Movie Article

Puppet Masters

The ''South Park'' guys on ''Team America'''s backstory. Trey Parker and Matt Stone talk about the extended sex scene and their beef with Sean Penn

Matt Stone, Trey Parker, ... | WORLD ON A STRING Provocateurs Parker and Stone let loose on the making of Team America
WORLD ON A STRING Provocateurs Parker and Stone let loose on the making of Team America

A marionette movie may sound kid-friendly, but in the hands of sick and twisted South Park masterminds Trey Parker and Matt Stone... well, let's just say there are strings attached. The duo's Team America: World Police (opening Oct. 15) takes potshots at North Korean dictator Kim Jong Il, celebrities like Alec Baldwin and Sean Penn, and cheesy, big-budget action movies like Pearl Harbor. To ensure kids stay away, the equal-opportunity offender features graphic puppet sex, an exploding Michael Moore, and an R rating. Here are some fun (and creepy) facts about Parker and Stone's most challenging project ever.
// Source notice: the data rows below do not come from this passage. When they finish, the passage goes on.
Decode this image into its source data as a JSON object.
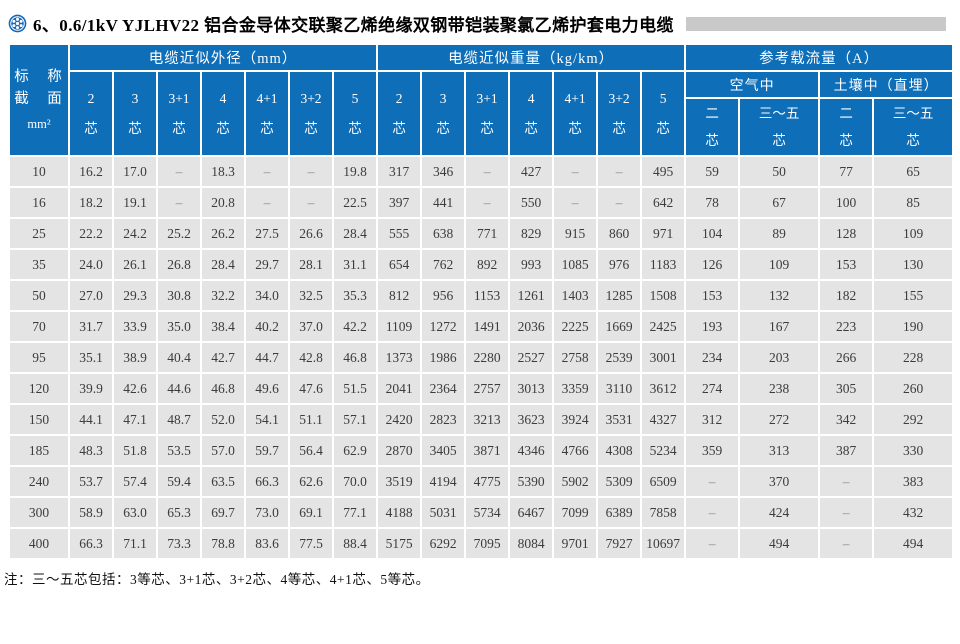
{
  "title": {
    "icon": "cable-cross-section-icon",
    "text": "6、0.6/1kV YJLHV22 铝合金导体交联聚乙烯绝缘双钢带铠装聚氯乙烯护套电力电缆"
  },
  "note": "注：三～五芯包括：3等芯、3+1芯、3+2芯、4等芯、4+1芯、5等芯。",
  "colors": {
    "header_blue": "#0e6eb8",
    "row_gray": "#e4e4e4",
    "title_rule_gray": "#c9c9c9",
    "icon_blue": "#1565b8"
  },
  "table": {
    "section_header": {
      "line1": "标　称",
      "line2": "截　面",
      "unit": "mm²"
    },
    "core_suffix": "芯",
    "groups": [
      {
        "label": "电缆近似外径（mm）",
        "cols": [
          "2",
          "3",
          "3+1",
          "4",
          "4+1",
          "3+2",
          "5"
        ]
      },
      {
        "label": "电缆近似重量（kg/km）",
        "cols": [
          "2",
          "3",
          "3+1",
          "4",
          "4+1",
          "3+2",
          "5"
        ]
      },
      {
        "label": "参考载流量（A）",
        "subgroups": [
          {
            "label": "空气中",
            "cols": [
              "二",
              "三～五"
            ]
          },
          {
            "label": "土壤中（直埋）",
            "cols": [
              "二",
              "三～五"
            ]
          }
        ]
      }
    ],
    "rows": [
      {
        "size": "10",
        "diameter": [
          "16.2",
          "17.0",
          "–",
          "18.3",
          "–",
          "–",
          "19.8"
        ],
        "weight": [
          "317",
          "346",
          "–",
          "427",
          "–",
          "–",
          "495"
        ],
        "ampacity": [
          "59",
          "50",
          "77",
          "65"
        ]
      },
      {
        "size": "16",
        "diameter": [
          "18.2",
          "19.1",
          "–",
          "20.8",
          "–",
          "–",
          "22.5"
        ],
        "weight": [
          "397",
          "441",
          "–",
          "550",
          "–",
          "–",
          "642"
        ],
        "ampacity": [
          "78",
          "67",
          "100",
          "85"
        ]
      },
      {
        "size": "25",
        "diameter": [
          "22.2",
          "24.2",
          "25.2",
          "26.2",
          "27.5",
          "26.6",
          "28.4"
        ],
        "weight": [
          "555",
          "638",
          "771",
          "829",
          "915",
          "860",
          "971"
        ],
        "ampacity": [
          "104",
          "89",
          "128",
          "109"
        ]
      },
      {
        "size": "35",
        "diameter": [
          "24.0",
          "26.1",
          "26.8",
          "28.4",
          "29.7",
          "28.1",
          "31.1"
        ],
        "weight": [
          "654",
          "762",
          "892",
          "993",
          "1085",
          "976",
          "1183"
        ],
        "ampacity": [
          "126",
          "109",
          "153",
          "130"
        ]
      },
      {
        "size": "50",
        "diameter": [
          "27.0",
          "29.3",
          "30.8",
          "32.2",
          "34.0",
          "32.5",
          "35.3"
        ],
        "weight": [
          "812",
          "956",
          "1153",
          "1261",
          "1403",
          "1285",
          "1508"
        ],
        "ampacity": [
          "153",
          "132",
          "182",
          "155"
        ]
      },
      {
        "size": "70",
        "diameter": [
          "31.7",
          "33.9",
          "35.0",
          "38.4",
          "40.2",
          "37.0",
          "42.2"
        ],
        "weight": [
          "1109",
          "1272",
          "1491",
          "2036",
          "2225",
          "1669",
          "2425"
        ],
        "ampacity": [
          "193",
          "167",
          "223",
          "190"
        ]
      },
      {
        "size": "95",
        "diameter": [
          "35.1",
          "38.9",
          "40.4",
          "42.7",
          "44.7",
          "42.8",
          "46.8"
        ],
        "weight": [
          "1373",
          "1986",
          "2280",
          "2527",
          "2758",
          "2539",
          "3001"
        ],
        "ampacity": [
          "234",
          "203",
          "266",
          "228"
        ]
      },
      {
        "size": "120",
        "diameter": [
          "39.9",
          "42.6",
          "44.6",
          "46.8",
          "49.6",
          "47.6",
          "51.5"
        ],
        "weight": [
          "2041",
          "2364",
          "2757",
          "3013",
          "3359",
          "3110",
          "3612"
        ],
        "ampacity": [
          "274",
          "238",
          "305",
          "260"
        ]
      },
      {
        "size": "150",
        "diameter": [
          "44.1",
          "47.1",
          "48.7",
          "52.0",
          "54.1",
          "51.1",
          "57.1"
        ],
        "weight": [
          "2420",
          "2823",
          "3213",
          "3623",
          "3924",
          "3531",
          "4327"
        ],
        "ampacity": [
          "312",
          "272",
          "342",
          "292"
        ]
      },
      {
        "size": "185",
        "diameter": [
          "48.3",
          "51.8",
          "53.5",
          "57.0",
          "59.7",
          "56.4",
          "62.9"
        ],
        "weight": [
          "2870",
          "3405",
          "3871",
          "4346",
          "4766",
          "4308",
          "5234"
        ],
        "ampacity": [
          "359",
          "313",
          "387",
          "330"
        ]
      },
      {
        "size": "240",
        "diameter": [
          "53.7",
          "57.4",
          "59.4",
          "63.5",
          "66.3",
          "62.6",
          "70.0"
        ],
        "weight": [
          "3519",
          "4194",
          "4775",
          "5390",
          "5902",
          "5309",
          "6509"
        ],
        "ampacity": [
          "–",
          "370",
          "–",
          "383"
        ]
      },
      {
        "size": "300",
        "diameter": [
          "58.9",
          "63.0",
          "65.3",
          "69.7",
          "73.0",
          "69.1",
          "77.1"
        ],
        "weight": [
          "4188",
          "5031",
          "5734",
          "6467",
          "7099",
          "6389",
          "7858"
        ],
        "ampacity": [
          "–",
          "424",
          "–",
          "432"
        ]
      },
      {
        "size": "400",
        "diameter": [
          "66.3",
          "71.1",
          "73.3",
          "78.8",
          "83.6",
          "77.5",
          "88.4"
        ],
        "weight": [
          "5175",
          "6292",
          "7095",
          "8084",
          "9701",
          "7927",
          "10697"
        ],
        "ampacity": [
          "–",
          "494",
          "–",
          "494"
        ]
      }
    ]
  }
}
THE ORIGINAL IDEA WAS COMPLETELY DIFFERENT While Team America's parody of U.S. involvement in overseas battles is timely, it wasn't what Parker and Stone initially planned, they claim. ''It was right around the same time that the Day After Tomorrow script came out,'' says Parker. ''We got our hands on it and read it and were like, This is the perfect puppet movie!'' But, they say, a call to their lawyers revealed they couldn't get the script, so Team America was born instead.

Early drafts had a more political slant than what ultimately shows up in the movie (Kim Jong Il may be a real North Korean dictator, but in Team America he could just as easily be Dr. Evil). ''As soon as we started reading [the first scripts] through, we were just like, Who f---ing cares?'' Parker says. ''We satirize movies way more than we satirize politics, because it's funnier.''

THEY HAVE BIG PLANS FOR THE DVD Just because several scenes had to be trimmed for an R rating doesn't mean you won't get to see them... eventually. ''The sex scene was basically more than twice as long,'' says Parker — he and Stone included some extra-graphic moments ''specifically to be cut out [by the ratings board].'' But, they hope, the extended puppet lovemaking will turn up not only on DVD but also in the overseas theatrical version. ''That would just point something out -- that America is the only country that can't see the whole puppet sex scene [on the big screen.]''

THEY DON'T HATE CELEBRITIES... Although stars like George Clooney and Ethan Hawke come across as pompous puppet jerks (and Matt Damon appears to be mentally challenged) in the movie, Stone says he doesn't have a bone to pick with them. ''I know Matt Damon, and he's a great guy,'' he says. ''This isn't so much a statement on who they are as people, but it's the idea that as celebrities, they know everything about everything. You're actually trying to figure out what's going on in the world, and then all of a sudden, on your TV news show is Janeane Garofalo. These stars really aren't authorities on anything.''

...BUT THEY AREN'T CRAZY ABOUT SEAN PENN After Parker and Stone received a letter from the Oscar winner — in which he condemned them for recent comments in Rolling Stone urging uninformed voters to stay away from the ballot booths — the duo had a laugh at the actor's expense. ''It was like he missed the point,'' says Stone. Adds Parker: ''It's obvious what he's really pissed off about is that we made him into a puppet and had him eaten by a panther [in the movie].... It's hysterical, because nothing could make us happier. It's like, Spicoli's pissed at you. What does he think, we're going to be like, 'Dude, Sean Penn's pissed at us! What should we do?''' One thing they briefly considered doing was taking Penn up on his offer to escort them around Iraq: ''We were going to take him over there and kick his ass,'' laughs Stone.

THERE WON'T BE A SEQUEL The filmmakers initially thought working the pint-size marionettes would be easier than wrangling the giant egos of real actors, but they quickly learned otherwise. ''We went to shoot the test scene thinking, 'Well, we'll spend a few hours shooting and we'll shoot it a couple ways,''' says Parker. ''After spending 18 hours, we had barely gotten one version of the scene.'' Getting the marionettes to blink, open their mouths, run, and fight ultimately required 35 puppeteers and an extended shooting schedule. ''After the first week of shooting, I would have done anything to get out of it,'' groans Parker, who has said he'd rather see his own mother die than make another puppet movie. Well, then, guess there's no point in waiting for Team 2.